Archaeophycology: New (Ethno)Archaeological Approaches to Understand the Contribution of Seaweed to the Subsistence and Social Life of Coastal Populations

Part of: Society for American Archaeology 89th Annual Meeting, New Orleans, LA (2024)

This collection contains the abstracts of the papers presented in the session entitled "Archaeophycology: New (Ethno)Archaeological Approaches to Understand the Contribution of Seaweed to the Subsistence and Social Life of Coastal Populations" at the 89th annual meeting of the Society for American Archaeology.

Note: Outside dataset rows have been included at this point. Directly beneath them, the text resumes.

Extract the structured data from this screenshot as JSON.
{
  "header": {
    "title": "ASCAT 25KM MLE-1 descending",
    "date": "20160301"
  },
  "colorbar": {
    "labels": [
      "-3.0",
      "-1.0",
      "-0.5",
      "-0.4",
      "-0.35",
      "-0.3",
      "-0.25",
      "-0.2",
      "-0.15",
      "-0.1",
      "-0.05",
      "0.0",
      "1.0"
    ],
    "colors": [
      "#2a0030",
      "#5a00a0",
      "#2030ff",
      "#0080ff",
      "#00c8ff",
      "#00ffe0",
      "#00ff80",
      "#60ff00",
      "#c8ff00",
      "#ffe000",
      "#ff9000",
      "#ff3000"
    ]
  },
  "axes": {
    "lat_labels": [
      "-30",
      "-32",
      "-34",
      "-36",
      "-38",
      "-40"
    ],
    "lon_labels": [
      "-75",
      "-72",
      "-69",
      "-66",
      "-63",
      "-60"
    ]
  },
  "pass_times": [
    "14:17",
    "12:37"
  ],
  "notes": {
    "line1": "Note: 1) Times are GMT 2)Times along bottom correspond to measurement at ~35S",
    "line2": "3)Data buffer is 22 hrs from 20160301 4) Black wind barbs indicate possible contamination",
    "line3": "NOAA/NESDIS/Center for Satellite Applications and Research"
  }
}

Seaweeds have been occasionally documented in archaeological sites with outstanding preservation conditions, and though they have received minor attention from an archaeological perspective, coastal archaeology is heightening interest in these resources as a significant portion of the archaeological record of coastal areas that might be systematically dismissed. To the scarce historical information and their poor preservation, we might add theoretical and ideological aspects that result in the invisibilization of these resources (such as their current use by Indigenous societies). Furthermore, many coastal environments (such as the Arctic or coastal deserts) exhibit poor terrestrial plant production, which may result in an increased consumption of seaweeds, a unique, valuable, ubiquitous, and low-risk resource. Seaweed foraging practices constitute the expression of the continuity of a gathering way of life deeply rooted in coastal environments, thus traditional ecological knowledge related to seaweeds is essential for evaluating harvesting methods and their potential uses today. This symposium aims to provide an overview of the current state of a field focused on seaweeds, including several approaches ranging from contributions concerning all the different methodologies that can be used to detect seaweeds in the archaeological record or experimental archaeology to cross-cultural ethnographic approaches.